国境侵犯に先立ち、中国はブータンとの国境紛争に対する「パッケージ・ソリューション(解決案)」を発表した。これは、ドクラムを含む西側の紛争地域、およびサクテン森林保護区にまたがるブータンの東側の境界線と引き換えに、北側の係争地域をブータンに割譲するという 1996 年の提案に遡るものであった。インドにとって、ブータンはこの地域で最も強固な同盟関係にある国であるが、1949 年と 2007 年のインド・ブータン友好条約には明確な防衛条項は存在しない。
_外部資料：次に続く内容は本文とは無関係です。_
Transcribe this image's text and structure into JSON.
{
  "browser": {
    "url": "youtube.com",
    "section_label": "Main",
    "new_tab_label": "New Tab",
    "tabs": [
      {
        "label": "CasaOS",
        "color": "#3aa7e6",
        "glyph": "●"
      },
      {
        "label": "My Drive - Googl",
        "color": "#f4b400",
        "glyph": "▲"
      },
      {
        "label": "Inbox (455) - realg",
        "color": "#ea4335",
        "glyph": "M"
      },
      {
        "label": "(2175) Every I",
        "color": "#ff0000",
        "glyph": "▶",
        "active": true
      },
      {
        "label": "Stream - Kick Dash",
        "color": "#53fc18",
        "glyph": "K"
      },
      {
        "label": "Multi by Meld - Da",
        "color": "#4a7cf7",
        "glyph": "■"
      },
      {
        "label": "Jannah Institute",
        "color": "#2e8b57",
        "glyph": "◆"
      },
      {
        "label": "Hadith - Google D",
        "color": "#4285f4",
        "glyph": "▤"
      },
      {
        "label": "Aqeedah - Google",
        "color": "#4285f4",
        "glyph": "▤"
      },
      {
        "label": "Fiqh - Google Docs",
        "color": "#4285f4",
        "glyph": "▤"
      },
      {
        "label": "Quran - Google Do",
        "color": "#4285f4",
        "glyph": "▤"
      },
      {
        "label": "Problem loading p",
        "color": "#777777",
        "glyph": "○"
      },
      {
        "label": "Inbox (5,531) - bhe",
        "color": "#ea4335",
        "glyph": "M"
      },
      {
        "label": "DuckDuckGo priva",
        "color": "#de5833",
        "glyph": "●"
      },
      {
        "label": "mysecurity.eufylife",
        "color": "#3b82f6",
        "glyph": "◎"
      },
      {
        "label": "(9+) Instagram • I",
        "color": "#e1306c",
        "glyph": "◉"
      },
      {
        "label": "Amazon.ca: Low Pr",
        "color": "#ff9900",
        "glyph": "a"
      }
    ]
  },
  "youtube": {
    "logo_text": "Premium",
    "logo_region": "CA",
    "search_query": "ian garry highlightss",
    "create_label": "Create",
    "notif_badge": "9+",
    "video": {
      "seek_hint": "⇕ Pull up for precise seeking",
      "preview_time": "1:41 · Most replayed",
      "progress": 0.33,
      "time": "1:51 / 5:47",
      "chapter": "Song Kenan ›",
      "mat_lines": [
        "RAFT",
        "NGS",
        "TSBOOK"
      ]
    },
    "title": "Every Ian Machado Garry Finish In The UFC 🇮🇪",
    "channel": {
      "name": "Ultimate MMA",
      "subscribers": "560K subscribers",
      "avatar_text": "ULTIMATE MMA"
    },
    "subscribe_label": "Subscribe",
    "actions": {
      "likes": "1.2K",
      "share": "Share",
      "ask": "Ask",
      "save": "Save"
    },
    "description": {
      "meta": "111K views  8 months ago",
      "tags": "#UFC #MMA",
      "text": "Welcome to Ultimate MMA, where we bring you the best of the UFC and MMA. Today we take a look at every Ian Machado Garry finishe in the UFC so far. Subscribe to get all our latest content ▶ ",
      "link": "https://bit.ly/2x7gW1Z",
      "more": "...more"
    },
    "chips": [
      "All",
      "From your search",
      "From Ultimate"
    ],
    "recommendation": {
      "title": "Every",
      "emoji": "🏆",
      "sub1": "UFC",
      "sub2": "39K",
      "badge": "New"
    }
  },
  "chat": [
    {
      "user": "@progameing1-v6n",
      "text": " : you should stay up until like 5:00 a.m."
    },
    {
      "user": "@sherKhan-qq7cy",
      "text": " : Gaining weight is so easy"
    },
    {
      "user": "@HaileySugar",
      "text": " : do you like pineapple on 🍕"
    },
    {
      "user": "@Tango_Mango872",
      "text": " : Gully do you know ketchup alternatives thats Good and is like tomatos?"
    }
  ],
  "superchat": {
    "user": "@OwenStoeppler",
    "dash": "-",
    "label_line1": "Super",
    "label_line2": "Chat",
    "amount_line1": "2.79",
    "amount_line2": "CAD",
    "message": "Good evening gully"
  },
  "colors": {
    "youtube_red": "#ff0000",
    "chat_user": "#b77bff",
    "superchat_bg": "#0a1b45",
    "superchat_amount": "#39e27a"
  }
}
ドクラムの北にあるチベットのチュンビ渓谷、南にあるインドのシリグリ回廊と同様に、ドクラムはこの地域において中国の覇権を左右する鍵を握っている。ドクラムは「チキンの首(Chicken’s Neck)」としても知られ、幅 22 キロメートル、全長 60 キロメートルにわたってインド本土と(バングラデシュ、ブータン、ビルマ、中国のチベット自治区と隣接する)隔離した 8 つの北東部の州を結んでいる。大胆な前進を見せることによって、中国はこの回廊を分断することができる。

中国に対抗する動き

中国の影響力浸透戦略を認識したインドは親善訪問を強化し、2020 年 11 月には近隣諸国に 3 人の高官を派遣している。外務大臣のスブラマニヤム・ジャイシャンカルはバーレーンとアラブ首長国連邦を訪問した後にセーシェル共和国に赴いた。さらにアジット・ドバル国家安全保障補佐官はスリランカ指導部と会合し、ハーシュ・シュリングラ外務長官はバングラデシュとモルディブを訪問した後、ネパールを訪問している。
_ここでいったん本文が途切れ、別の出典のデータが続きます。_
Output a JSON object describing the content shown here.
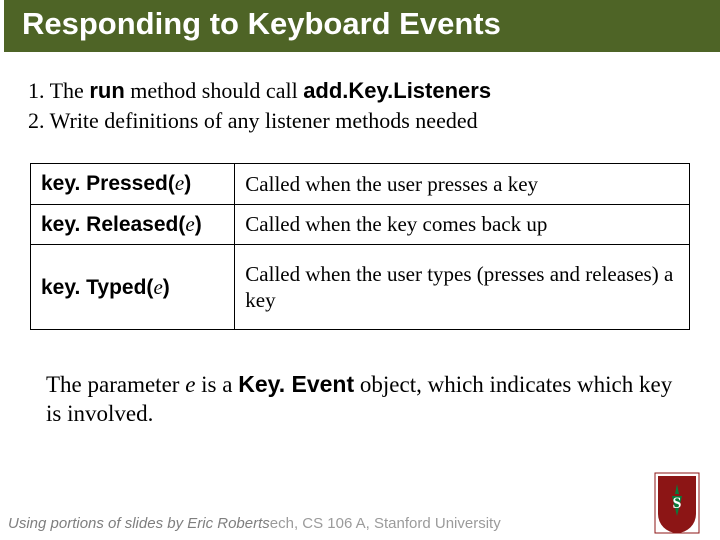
{
  "title": "Responding to Keyboard Events",
  "steps": {
    "one_prefix": "1. The ",
    "one_code1": "run",
    "one_mid": " method should call ",
    "one_code2": "add.Key.Listeners",
    "two": "2. Write definitions of any listener methods needed"
  },
  "table": {
    "rows": [
      {
        "method": "key. Pressed(",
        "param": "e",
        "close": ")",
        "desc": "Called when the user presses a key"
      },
      {
        "method": "key. Released(",
        "param": "e",
        "close": ")",
        "desc": "Called when the key comes back up"
      },
      {
        "method": "key. Typed(",
        "param": "e",
        "close": ")",
        "desc": "Called when the user types (presses and releases) a key"
      }
    ]
  },
  "paragraph": {
    "pre": "The parameter ",
    "param": "e",
    "mid": " is a ",
    "code": "Key. Event",
    "post": " object, which indicates which key is involved."
  },
  "footer": {
    "credit": "Using portions of slides by Eric Roberts",
    "course_overlap": "ech, CS 106 A, Stanford University"
  }
}
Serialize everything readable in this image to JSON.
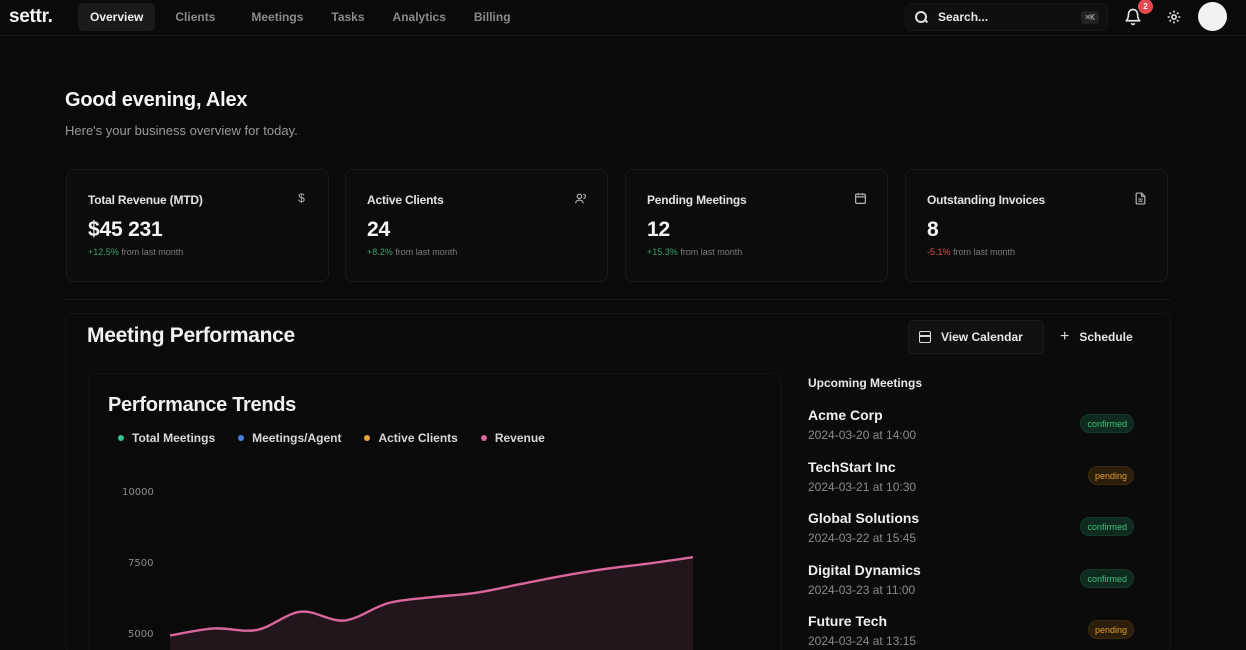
{
  "app": {
    "logo": "settr."
  },
  "nav": {
    "items": [
      "Overview",
      "Clients",
      "Meetings",
      "Tasks",
      "Analytics",
      "Billing"
    ],
    "active": "Overview"
  },
  "search": {
    "placeholder": "Search...",
    "shortcut": "⌘K"
  },
  "notifications": {
    "count": "2"
  },
  "greeting": {
    "title": "Good evening, Alex",
    "subtitle": "Here's your business overview for today."
  },
  "stats": [
    {
      "title": "Total Revenue (MTD)",
      "value": "$45 231",
      "delta": "+12.5%",
      "delta_text": "from last month",
      "icon": "dollar-icon",
      "trend": "pos"
    },
    {
      "title": "Active Clients",
      "value": "24",
      "delta": "+8.2%",
      "delta_text": "from last month",
      "icon": "users-icon",
      "trend": "pos"
    },
    {
      "title": "Pending Meetings",
      "value": "12",
      "delta": "+15.3%",
      "delta_text": "from last month",
      "icon": "calendar-icon",
      "trend": "pos"
    },
    {
      "title": "Outstanding Invoices",
      "value": "8",
      "delta": "-5.1%",
      "delta_text": "from last month",
      "icon": "file-icon",
      "trend": "neg"
    }
  ],
  "performance": {
    "title": "Meeting Performance",
    "buttons": {
      "calendar": "View Calendar",
      "schedule": "Schedule"
    }
  },
  "trends": {
    "title": "Performance Trends",
    "legend": [
      {
        "label": "Total Meetings",
        "color": "#34c38f"
      },
      {
        "label": "Meetings/Agent",
        "color": "#4f7fe0"
      },
      {
        "label": "Active Clients",
        "color": "#e8a23a"
      },
      {
        "label": "Revenue",
        "color": "#d8679a"
      }
    ],
    "yticks": [
      "10000",
      "7500",
      "5000"
    ]
  },
  "chart_data": {
    "type": "area",
    "series": [
      {
        "name": "Revenue",
        "values": [
          4980,
          5230,
          5180,
          5820,
          5510,
          6120,
          6330,
          6480,
          6780,
          7080,
          7330,
          7520,
          7740
        ]
      }
    ],
    "ylim": [
      4500,
      10000
    ]
  },
  "upcoming": {
    "title": "Upcoming Meetings",
    "items": [
      {
        "name": "Acme Corp",
        "time": "2024-03-20 at 14:00",
        "status": "confirmed"
      },
      {
        "name": "TechStart Inc",
        "time": "2024-03-21 at 10:30",
        "status": "pending"
      },
      {
        "name": "Global Solutions",
        "time": "2024-03-22 at 15:45",
        "status": "confirmed"
      },
      {
        "name": "Digital Dynamics",
        "time": "2024-03-23 at 11:00",
        "status": "confirmed"
      },
      {
        "name": "Future Tech",
        "time": "2024-03-24 at 13:15",
        "status": "pending"
      }
    ]
  }
}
インドにとっては時間との戦いかもしれないが、金で隣国に対する影響力を持とうとする中国の試みに対抗し続けなければならない。近隣諸国に対する中国の一帯一路戦略誘致に代わる経済的および軍事的な代替手段の提供に加えて、インドはアナリストが日増しに重要性を訴える 4 ヵ国間安全保障対話(Quad)にも目を向けるべきだ。4ヵ国間安全保障対話加盟国が足並みを揃えれば、インドの近隣諸国に提示された中国の債務地獄プロジェクトの代替案として、財政的に持続可能な代替手段を提供するインフラストラクチャー基金を創設することができる。

さらに、4 ヵ国間安全保障対話加盟国は海洋領域の認識を強化するとともに兵站を互いに共有することで戦力投射を可能とし、この地域において中国に対抗
するための防衛技術を開発することができる。防衛協定を成熟させることで 4 ヵ国間安全保障対話の機能を強化することができる。例を挙げると 2020 年 10 月
にインドと米国は、主にミサイルや無人機の誘導に使用される機密性の高い衛星データを共有する条約に調印している。この合意はインド太平洋地域における中国の覇権主義に対抗するための一連のインド・アメリカ協定の中でも最も最近のものだ。

経済的および軍事的相互依存関係を持つ強力な 4 ヵ国間安全保障対話加盟国は、インド洋地域での継続的な侵略とインドおよび近隣諸国の国境への侵略を続
ける中国に対して自らの行動に対する再考を強いることができるのは間違いないであろう 。